06.02.2020

Innovative Zusatzerlebnisse werden immer wichtiger

Die Erfolgsfaktoren für Innovationen rund um die Kernprodukte für den Winterurlaub wurden beim Destination Excellence Circle unter dem Titel „Beyond Skiing“ von Experten des alpinen Tourismus thematisiert.

Etwa 80% der Österreich-Gäste üben im Winterurlaub Sport aus – das bestätigen die Ergebnisse der Gästebefragung T-MONA. Skifahren und Snowboarden sind dabei mit rund 60% die beliebtesten Sportarten. Dieses Kernprodukt gilt es stetig weiterzuentwickeln, es muss aber durch neue Ideen ergänzt werden. Innovation muss dabei immer auf die eigene Marke einzahlen, zusätzliche markenspezifische Angebote bekommen eine zentrale Bedeutung – so lautete der Grundtenor des zweitägigen Destination Excellence Circle in der ice Q Lounge auf über 3.000 Metern in Sölden.

„Erlebniswelten, architektonische oder kulinarische Spitzenangebote, Kunst und Kultur – je besser markenspezifische Innovationen in das Skierlebnis eingebettet sind, desto wahrscheinlicher ist es, dass sich die Gäste langfristig begeistern und binden lassen“, fasst Markus Webhofer, Managing Partner beim Beratungsunternehmen für Destinationsentwicklung Institute of Brand Logic, das zur Veranstaltung eingeladen hatte, zusammen. Als Best-Practice-Beispiele dienten einerseits die Gastgeber-Location am Gaislachkogl mit 007 Elements und andererseits der SKI plus CITY Pass Stubai Innsbruck, der 13 Skigebiete mit 22 Erlebnisangeboten in und um Innsbruck verbindet. Was diese beiden Angebote eint: Sie bereichern das Skierlebnis in der jeweiligen Destination auf eine Art und Weise, die für den Gast buchungsentscheidend sein kann.

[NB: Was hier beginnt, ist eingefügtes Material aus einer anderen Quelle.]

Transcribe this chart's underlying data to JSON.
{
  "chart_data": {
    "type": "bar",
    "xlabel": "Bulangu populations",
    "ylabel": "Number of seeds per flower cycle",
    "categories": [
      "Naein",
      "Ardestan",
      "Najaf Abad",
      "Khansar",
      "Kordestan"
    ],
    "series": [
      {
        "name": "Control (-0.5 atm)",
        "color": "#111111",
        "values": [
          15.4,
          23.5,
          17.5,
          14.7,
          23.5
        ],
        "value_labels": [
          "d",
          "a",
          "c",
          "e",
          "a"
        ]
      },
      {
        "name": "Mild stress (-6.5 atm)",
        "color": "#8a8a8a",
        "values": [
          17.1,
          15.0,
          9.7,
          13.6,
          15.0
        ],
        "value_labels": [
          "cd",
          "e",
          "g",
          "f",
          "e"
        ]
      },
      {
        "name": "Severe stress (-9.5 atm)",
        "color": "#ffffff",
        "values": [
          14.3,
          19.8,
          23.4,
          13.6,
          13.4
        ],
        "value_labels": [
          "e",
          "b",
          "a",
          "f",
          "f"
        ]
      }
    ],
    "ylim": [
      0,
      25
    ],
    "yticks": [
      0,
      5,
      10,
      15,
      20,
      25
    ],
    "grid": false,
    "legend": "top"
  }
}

Innovationen aus der und für die Marke

Intensiv diskutiert wurden beim Expertentreffen auch die Thesen, die das Institute of Brand Logic im Hinblick auf die notwendige innovative Weiterentwicklung von Markenangeboten in Tourismusdestinationen formulierte. Demnach bedingen sich Innovation und Marke wechselseitig. Während eine Marke nicht ohne herausragende Angebote entstehen kann, ist eine Innovation umso stärker, je näher sie am Markenkern ist.

„Die Aufgabe von Innovationen ist es, die Führungsrolle der Marke auszubauen. Dabei ist nicht eine einzelne Innovation erfolgsentscheidend, sondern die Dichte vieler Neuerungen, die das Profil der Marke stärkt“, so Philipp Kazianka (Senior Consultant, Institute of Brand Logic). Innovationen dürften in diesem Sinne nie beliebig sein – auch technische und digitale Entwicklungen allein reichen nicht aus, um eine nachhaltige Resonanz zu erzeugen. Nur ständige Weiterentwicklung am Puls der Zeit sichert die Vorreiterrolle in definierten Kernsegmenten. Auf diese Weise gelingt es Destinationen, ihren spezifischen Charakter in den Köpfen der Gäste zu verankern und sich damit nachhaltig vom Wettbewerb abzuheben.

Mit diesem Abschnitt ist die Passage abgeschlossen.